GENEVA (30 March 2017) – Two UN human rights experts* are calling on lawmakers in the United States to stop the “alarming” trend of “undemocratic” anti-protest bills designed to criminalize or impede the rights to freedom of peaceful assembly and expression.
Since the Presidential Elections in November, lawmakers in no fewer than nineteen states have introduced legislation restricting assembly rights by various degrees. The moves come just as the United States is seeing some of the largest and most frequent protests in its history.
“Since January 2017, a number of undemocratic bills have been proposed in state legislatures with the purpose or effect of criminalizing peaceful protests,” the experts said.
“The bills, if enacted into law, would severely infringe upon the exercise of the rights to freedom of expression and freedom of peaceful assembly in ways that are incompatible with US obligations under international human rights law and with First Amendment protections. The trend also threatens to jeopardize one of the United States’ constitutional pillars: free speech.”
Concerns about the implication of these bills were recently raised by the experts in a recentcommunication sent to the US authorities on 27 March 2017. The bills come amid a wave of US protests over the past few years which have intensified in recent months.
“From the Black Lives Matter movement, to the environmental and Native American movements in opposition to the Dakota Access oil pipeline, and the Women’s Marches, individuals and organizations across society have mobilized in peaceful protests, as it is their right under international human rights law and US law,” the experts said.
“These state bills, with their criminalization of assemblies, enhanced penalties and general stigmatization of protesters, are designed to discourage the exercise of these fundamental rights.”
In Indiana, Senate Bill No. 285 would allow law enforcement officials to “use any means necessary to clear the roads of people unlawfully obstructing vehicular traffic”. Several bills, such as those proposed in Arkansas, Florida, Georgia, Indiana, Iowa, Michigan, Minnesota and Missouri, disproportionately criminalize protestors for “obstructing traffic”. One Missouri bill proposes a prison term of up to seven years for “unlawful obstruction of traffic”.
Other bills in Florida and Tennessee would have the effect of exempting drivers from liability if they accidentally hit and even kill a pedestrian participating in assemblies. Bills in Florida, Indiana, Minnesota and Missouri refer to what they consider “unlawful” or unauthorized assemblies, and in Minnesota and North Carolina, individuals could be liable for the total public cost of ending “unlawful assemblies”.
In Minnesota, the proposed bill could have the effect of criminalizing peaceful protesters for participating in demonstrations that turn violent or result in property damage – even if those protesters did not personally participate in the violence or property damage.
In Colorado, North Dakota and Oklahoma, several bills proposed as a response to the protests organized by activists and opponents of the Dakota Access Pipeline in North Dakota, would have a chilling effect on environmental protestors.
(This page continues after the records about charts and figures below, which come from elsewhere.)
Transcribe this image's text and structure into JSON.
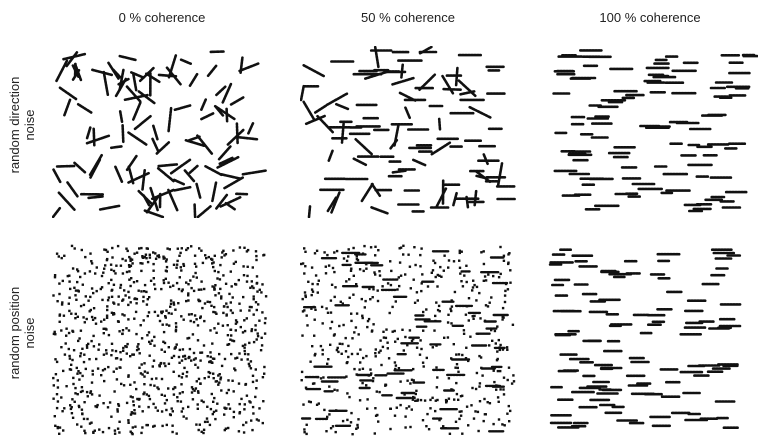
{
  "columns": [
    {
      "label": "0 % coherence",
      "coherence": 0
    },
    {
      "label": "50 % coherence",
      "coherence": 50
    },
    {
      "label": "100 % coherence",
      "coherence": 100
    }
  ],
  "rows": [
    {
      "label_line1": "random direction",
      "label_line2": "noise",
      "kind": "direction"
    },
    {
      "label_line1": "random position",
      "label_line2": "noise",
      "kind": "position"
    }
  ],
  "colors": {
    "dot": "#111111",
    "background": "#ffffff"
  }
}
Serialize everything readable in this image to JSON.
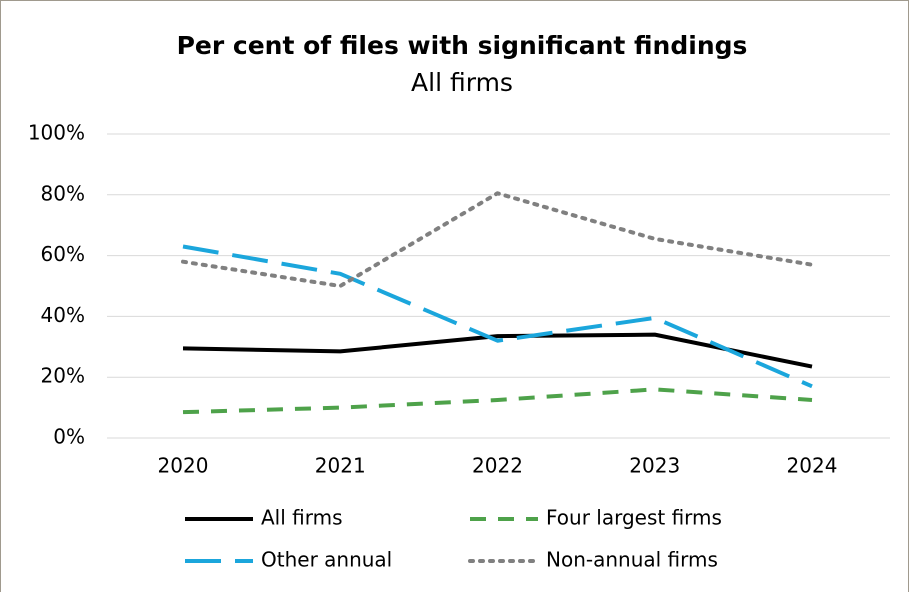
{
  "chart_data": {
    "type": "line",
    "title": "Per cent of files with significant findings",
    "subtitle": "All firms",
    "categories": [
      "2020",
      "2021",
      "2022",
      "2023",
      "2024"
    ],
    "series": [
      {
        "name": "All firms",
        "color": "#000000",
        "line_style": "solid",
        "values": [
          29.5,
          28.5,
          33.5,
          34,
          23.5
        ]
      },
      {
        "name": "Four largest firms",
        "color": "#4ea24a",
        "line_style": "dashed",
        "values": [
          8.5,
          10,
          12.5,
          16,
          12.5
        ]
      },
      {
        "name": "Other annual",
        "color": "#1ba6dc",
        "line_style": "long-dash",
        "values": [
          63,
          54,
          32,
          39.5,
          17
        ]
      },
      {
        "name": "Non-annual firms",
        "color": "#808080",
        "line_style": "dotted",
        "values": [
          58,
          50,
          80.5,
          65.5,
          57
        ]
      }
    ],
    "ylim": [
      0,
      100
    ],
    "yticks": [
      {
        "value": 0,
        "label": "0%"
      },
      {
        "value": 20,
        "label": "20%"
      },
      {
        "value": 40,
        "label": "40%"
      },
      {
        "value": 60,
        "label": "60%"
      },
      {
        "value": 80,
        "label": "80%"
      },
      {
        "value": 100,
        "label": "100%"
      }
    ],
    "grid": true,
    "legend": "bottom"
  }
}
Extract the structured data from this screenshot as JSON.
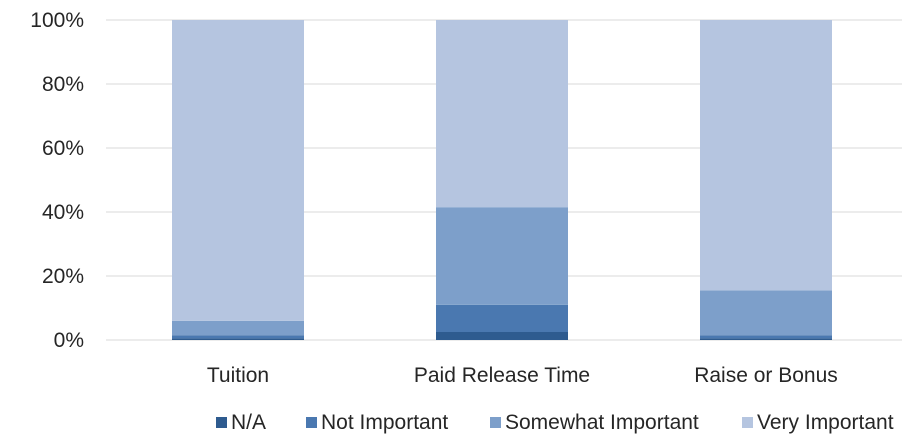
{
  "chart_data": {
    "type": "bar",
    "stacked": true,
    "percent": true,
    "categories": [
      "Tuition",
      "Paid Release Time",
      "Raise or Bonus"
    ],
    "series": [
      {
        "name": "N/A",
        "color": "#2E5B8F",
        "values": [
          0.5,
          2.5,
          0.5
        ]
      },
      {
        "name": "Not Important",
        "color": "#4A78B0",
        "values": [
          1.0,
          8.5,
          1.0
        ]
      },
      {
        "name": "Somewhat Important",
        "color": "#7D9FCA",
        "values": [
          4.5,
          30.5,
          14.0
        ]
      },
      {
        "name": "Very Important",
        "color": "#B5C5E0",
        "values": [
          94.0,
          58.5,
          84.5
        ]
      }
    ],
    "ylim": [
      0,
      100
    ],
    "y_ticks": [
      "0%",
      "20%",
      "40%",
      "60%",
      "80%",
      "100%"
    ],
    "y_tick_values": [
      0,
      20,
      40,
      60,
      80,
      100
    ],
    "grid": true,
    "legend_placement": "bottom"
  }
}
The experts took particular issue with the characterization in some bills of protests being “unlawful” or “violent”.
“There can be no such thing in law as a violent protest,” the experts said. “There are violentprotesters, who should be dealt with individually and appropriately by law enforcement. One person’s decision to resort to violence does not strip other protesters of their right to freedom of peaceful assembly. This right is not a collective right; it is held by each of us individually,” the experts stressed.
“Peaceful assembly,” they added, “is a fundamental right, not a privilege, and the government has no business imposing a general requirement that people get permission before exercising that right.”
The experts also emphasized that legislators should be mindful of the important role that the right to freedom of peaceful assembly has played in the history of American democracy and the fight for civil rights.
“We call on the US authorities, at the federal and state level, to refrain from enacting legislation that would impinge on the exercise of the rights to freedom of peaceful assembly, expression and opinion,” they concluded.
(*) The UN experts: Mr. Maina Kiai, Special Rapporteur on freedom of peaceful assembly and of association, took up his functions as the first Special Rapporteur on the rights to freedom of peaceful assembly and of association in May 2011. He is appointed in his personal capacity as an independent expert by the UN Human Rights Council. Mr. David Kaye (USA) was appointed as Special Rapporteur on the promotion and protection of the right to freedom of opinion and expression in August 2014 by the United Nations Human Rights Council.